Natalia brachte Wasser und Verbandzeug. Mit ängstlicher Spannung sah sie zu, wie der Kaplan die Kopfwunde wusch und die Blutkruste löste, indem er zugleich das lockige braune Haar zur Seite strich. Als nun der breite Spalt in der Kopf- und Stirnhaut klaffte, überfiel sie einen Augenblick ein Schwindel, daß sie die Schale mit dem Wasser niedersetzen und sich an das Holzgetäfel der Wand stützen mußte. Sie ächzte leise, als ob sie selbst Schmerz empfände. Rasch aber faßte sie sich wieder und setzte die Handreichungen fort. Das ist eine entsetzliche Wunde, sagte sie, ihrer Beängstigung durch Worte Luft machend.
Der Schädel scheint nicht gespalten zu sein, antwortete er bedächtig. Es wäre freilich fast ein Wunder zu nennen, wenn der Knochen ganz unverletzt geblieben sein sollte. Der Helm hat die Wucht des Hiebes geschwächt, ist aber offenbar gesprengt worden, so daß die Schneide des Schwertes oder der Axt eine lange Bahn reißen konnte. Ein kräftiger Schädel! Ah, hier gibt die Decke dem Druck doch nach – diese scharfe Spitze – ein Knochensplitter. Das hat noch keine Gefahr, wenn das Gehirn nicht verletzt ist. Wäre nur schon auf dem Schlachtfelde ein Verband –
Es hat keine Gefahr? erkundete das Mädchen eifrig, sich an das einzige Wort haltend, das tröstlich klang.
An sich nicht, liebes Fräulein, erwiderte er; solche Brüche heilen bei guter Behandlung. Aber ob hier … Sicher hat der arme Mensch Tag und Nacht auf dem Felde gelegen, und dann die lange Fahrt in der Sonnenhitze? Man muß staunen, was der Mensch ertragen kann. Und dieser atmet doch noch!
Also keine Hoffnung?
Das sage ich nicht. Wer atmet, lebt – und wer lebt, den soll man nicht verloren geben, denn Gottes Rat macht alle Menschenweisheit zuschanden. Eine solche Wunde läßt sich heilen, wenn nur die Kraft ausreicht. Er zog ein kleines Täschchen aus dem Ärmelaufschlag seines Rockes vor, nahm ein blankes Instrument heraus und sondierte vorsichtig. Der Bruch scheint in der Tat nicht bedeutend –
Gott sei gelobt!
Aber die andere Wunde –
Die an der Schulter?
Eine Pfeilspitze ist tief eingedrungen, und man weiß nicht, was sie im Innern beschädigt hat. Eine sehr heftige Entzündung rundum – wir wollen sogleich mit Wasser kühlen. Die Kräfte, die Kräfte – er ist gänzlich erschöpft. Bringt ein wenig Wein, wir wollen versuchen, ihm einzuflößen.

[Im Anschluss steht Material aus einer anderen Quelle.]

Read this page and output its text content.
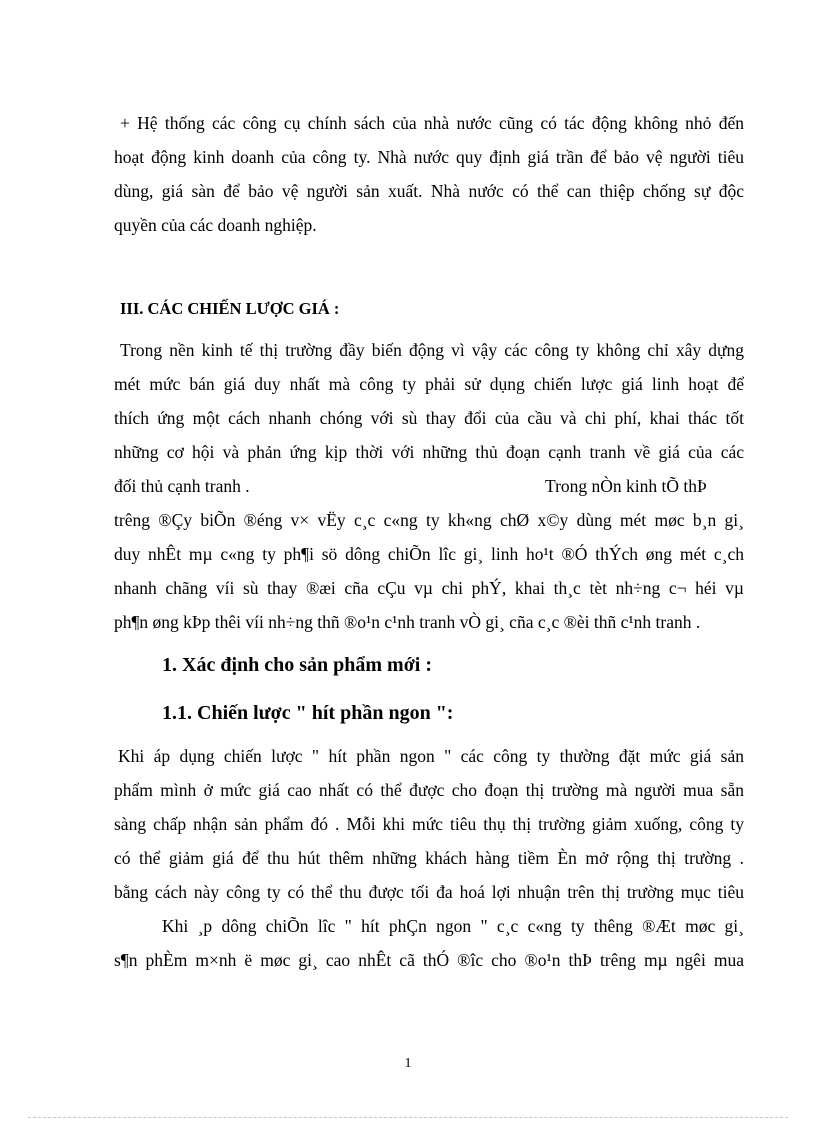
+ Hệ thống các công cụ chính sách của nhà nước cũng có tác động không nhỏ đến
hoạt động kinh doanh của công ty. Nhà nước quy định giá trần để bảo vệ người tiêu
dùng, giá sàn để bảo vệ người sản xuất. Nhà nước có thể can thiệp chống sự độc
quyền của các doanh nghiệp.
III. CÁC CHIẾN LƯỢC GIÁ :
Trong nền kinh tế thị trường đầy biến động vì vậy các công ty không chỉ xây dựng
mét mức bán giá duy nhất mà công ty phải sử dụng chiến lược giá linh hoạt để
thích ứng một cách nhanh chóng với sù thay đổi của cầu và chi phí, khai thác tốt
những cơ hội và phản ứng kịp thời với những thủ đoạn cạnh tranh về giá của các
đối thủ cạnh tranh .	Trong nÒn kinh tÕ thÞ
trêng ®Çy biÕn ®éng v× vËy c¸c c«ng ty kh«ng chØ x©y dùng mét møc b¸n gi¸
duy nhÊt mµ c«ng ty ph¶i sö dông chiÕn lîc gi¸ linh ho¹t ®Ó thÝch øng mét c¸ch
nhanh chãng víi sù thay ®æi cña cÇu vµ chi phÝ, khai th¸c tèt nh÷ng c¬ héi vµ
ph¶n øng kÞp thêi víi nh÷ng thñ ®o¹n c¹nh tranh vÒ gi¸ cña c¸c ®èi thñ c¹nh tranh .
1. Xác định cho sản phẩm mới :
1.1. Chiến lược " hít phần ngon ":
Khi áp dụng chiến lược " hít phần ngon " các công ty thường đặt mức giá sản
phẩm mình ở mức giá cao nhất có thể được cho đoạn thị trường mà người mua sẵn
sàng chấp nhận sản phẩm đó . Mỗi khi mức tiêu thụ thị trường giảm xuống, công ty
có thể giảm giá để thu hút thêm những khách hàng tiềm Èn mở rộng thị trường .
bằng cách này công ty có thể thu được tối đa hoá lợi nhuận trên thị trường mục tiêu
Khi ¸p dông chiÕn lîc " hít phÇn ngon " c¸c c«ng ty thêng ®Æt møc gi¸
s¶n phÈm m×nh ë møc gi¸ cao nhÊt cã thÓ ®îc cho ®o¹n thÞ trêng mµ ngêi mua
1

Sie eilte wieder die Treppe hinab und rief nach dem Kellermeister. Er verstand sich nur ungern dazu, ihr zu Dienst zu sein, denn auf dem Hofe war Herrschaft und Dienerschaft um den Führer des Wagens und seine Begleiter versammelt, die von der siegreichen Schlacht bei Tannenberg erzählten. Es war ein Faß Bier herangerollt, und des Königs Wohl wurde so oft getrunken, daß die Zungen schon zu lallen anfingen. Was kümmerte man sich um den deutschen Junker?
Sie stieg selbst in den Keller hinab, der unter dem Turm lag, füllte eine Kanne mit Wein und trug sie hinauf. Mühsam gelang es, dem Kranken die krampfhaft verbissenen Zähne voneinander zu bringen. Dann aber schien der Wein seine ermatteten Lebensgeister wundersam zu kräftigen. Wieder schlug er die Augen auf und ließ den Blick auf dem bekümmerten Gesicht des Mädchens verwundert haften, bis sie zufielen. Der Kaplan hielt seine schlaffe Hand und fühlte den Puls, der sich ein wenig gehoben hatte. Dann legte er die wollenen Decken über das Lager. Wir können jetzt weiter nichts tun, sagte er, ich will in der Kapelle für ihn beten.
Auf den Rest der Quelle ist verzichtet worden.